When should I NOT use Futures?
When your calling function does not actually care about the results of the asynchronous operations and does not need to block until the operations complete, you should not use futures. You can still execute such units of work asynchronously, and if some other code in your system needs to know about when they complete then it is generally better to use a mechanism using callbacks or delegates or instead. The key here is that the results of the async operations may be needed somewhere, but not in your calling code.
When should I use TaskGraph vs. Thread vs. ThreadPool for async execution?
Unreal Engine provides several means of parallelizing execution of tasks.
The TaskGraph is shared by many other systems in the Engine and is intended for small tasks that are very short-running, never block, and must complete as soon as possible. Launching graph tasks is very cheap as compared to starting up threads, but you must ensure that your code does not block the TaskGraph ever. In particular, you should not set up Async() functions on the TaskGraph that in turn create other Async<T>() calls or may wait on some external event.This is very important, because if all worker threads are waiting then nothing else gets done in the Engine. If your code may block or create other asynchronous calls then use Thread or ThreadPool instead.

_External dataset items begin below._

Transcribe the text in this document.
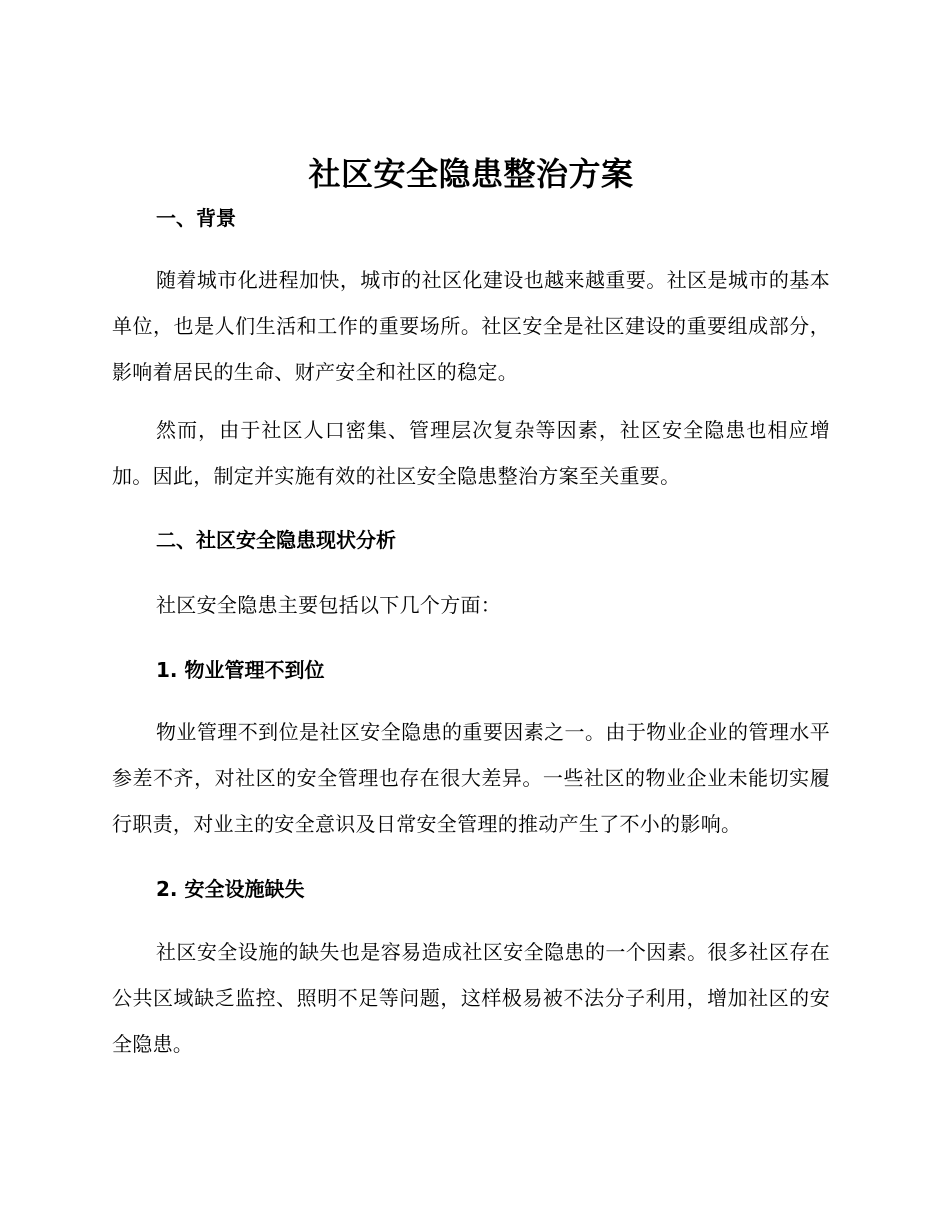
社区安全隐患整治方案
一、背景

随着城市化进程加快，城市的社区化建设也越来越重要。社区是城市的基本单位，也是人们生活和工作的重要场所。社区安全是社区建设的重要组成部分，影响着居民的生命、财产安全和社区的稳定。

然而，由于社区人口密集、管理层次复杂等因素，社区安全隐患也相应增加。因此，制定并实施有效的社区安全隐患整治方案至关重要。

二、社区安全隐患现状分析

社区安全隐患主要包括以下几个方面：

1. 物业管理不到位

物业管理不到位是社区安全隐患的重要因素之一。由于物业企业的管理水平参差不齐，对社区的安全管理也存在很大差异。一些社区的物业企业未能切实履行职责，对业主的安全意识及日常安全管理的推动产生了不小的影响。

2. 安全设施缺失

社区安全设施的缺失也是容易造成社区安全隐患的一个因素。很多社区存在公共区域缺乏监控、照明不足等问题，这样极易被不法分子利用，增加社区的安全隐患。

Threads are quite expensive to create and best suited for long running tasks or tasks that may block. Operating systems generally impose limits on the number of threads that can be created, and they also slow down considerably once too many threads are alive at the same time. If you have many tasks (hundreds) or only want to maximize CPU utilization and do not care about all your tasks actually running in parallel at the same time, use ThreadPool instead.

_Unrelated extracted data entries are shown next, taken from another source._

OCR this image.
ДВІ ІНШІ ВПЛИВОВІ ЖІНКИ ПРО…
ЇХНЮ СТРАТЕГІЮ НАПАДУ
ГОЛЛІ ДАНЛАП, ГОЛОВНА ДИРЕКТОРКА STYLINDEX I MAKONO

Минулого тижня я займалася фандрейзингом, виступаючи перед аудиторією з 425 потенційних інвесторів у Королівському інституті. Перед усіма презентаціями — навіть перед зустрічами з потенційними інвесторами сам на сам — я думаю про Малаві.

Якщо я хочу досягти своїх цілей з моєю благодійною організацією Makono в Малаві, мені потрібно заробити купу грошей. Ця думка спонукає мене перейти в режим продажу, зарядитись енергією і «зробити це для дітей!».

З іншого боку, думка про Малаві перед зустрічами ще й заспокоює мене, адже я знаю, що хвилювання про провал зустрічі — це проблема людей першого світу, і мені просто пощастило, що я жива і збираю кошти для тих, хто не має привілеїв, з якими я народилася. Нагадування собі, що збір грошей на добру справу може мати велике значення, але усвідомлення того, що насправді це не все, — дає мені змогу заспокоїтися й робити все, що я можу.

The ThreadPool is another set of worker threads that is independent from the TaskGraph system. It allows you to queue up an arbitrary number of threads, which will then be completed one after another based on the availability of worker threads. If your tasks do not fit into either TaskGraph or Thread, then execute them here.
Note: A fourth mechanism for parallel execution, OS processes, is available in the Engine, but it is not exposed in Async<T>(). Use Thread or ThreadPool instead.

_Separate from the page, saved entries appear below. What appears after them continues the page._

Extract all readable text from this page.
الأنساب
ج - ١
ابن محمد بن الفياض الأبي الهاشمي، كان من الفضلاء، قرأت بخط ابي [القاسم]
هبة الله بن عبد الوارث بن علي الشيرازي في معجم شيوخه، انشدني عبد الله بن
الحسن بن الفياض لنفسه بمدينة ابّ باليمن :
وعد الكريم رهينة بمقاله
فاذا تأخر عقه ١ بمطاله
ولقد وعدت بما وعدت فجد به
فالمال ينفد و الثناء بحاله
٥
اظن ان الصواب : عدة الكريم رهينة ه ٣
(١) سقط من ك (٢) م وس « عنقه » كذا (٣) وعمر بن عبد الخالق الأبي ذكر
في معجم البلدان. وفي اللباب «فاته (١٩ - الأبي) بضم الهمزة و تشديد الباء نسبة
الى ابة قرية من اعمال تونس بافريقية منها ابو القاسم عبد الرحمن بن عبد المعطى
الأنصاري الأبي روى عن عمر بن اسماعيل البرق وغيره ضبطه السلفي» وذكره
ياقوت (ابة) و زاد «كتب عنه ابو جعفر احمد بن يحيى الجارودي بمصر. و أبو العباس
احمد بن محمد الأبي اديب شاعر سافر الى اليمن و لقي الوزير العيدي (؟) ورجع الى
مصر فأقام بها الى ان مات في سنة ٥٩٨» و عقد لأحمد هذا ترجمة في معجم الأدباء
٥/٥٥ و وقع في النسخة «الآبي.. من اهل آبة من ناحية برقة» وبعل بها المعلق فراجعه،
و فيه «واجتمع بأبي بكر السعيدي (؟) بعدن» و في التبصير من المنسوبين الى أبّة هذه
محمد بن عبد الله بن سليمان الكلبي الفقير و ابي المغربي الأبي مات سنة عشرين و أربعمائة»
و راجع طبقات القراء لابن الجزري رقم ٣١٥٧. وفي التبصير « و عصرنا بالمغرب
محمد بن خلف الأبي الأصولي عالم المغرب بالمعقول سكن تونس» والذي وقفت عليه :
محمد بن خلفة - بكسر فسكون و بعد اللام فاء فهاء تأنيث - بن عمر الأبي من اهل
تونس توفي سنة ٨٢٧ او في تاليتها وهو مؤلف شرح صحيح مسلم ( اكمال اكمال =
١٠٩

Does this mean my algorithms are parallel now?
No, futures and Async<T>() are low-level primitives that help reduce the boilerplate code required for asynchronous programming. They do not offer anything for automatically parallelizing your algorithms (although they may be used for a parallel programming library that we might implement in the future, but this is still pie in the sky).
Does this mean my algorithms are thread-safe now?
No, you are still responsible for ensuring that any code being executed asynchronously is completely thread-safe. Futures only guarantee thread-safety for the return values of your functions.
[HR][/HR]
Note: Examples of Async and TFuture can be found in /Runtime/Core/Tests/Async/AsyncTest.cpp. The implementation of Async itself also uses futures.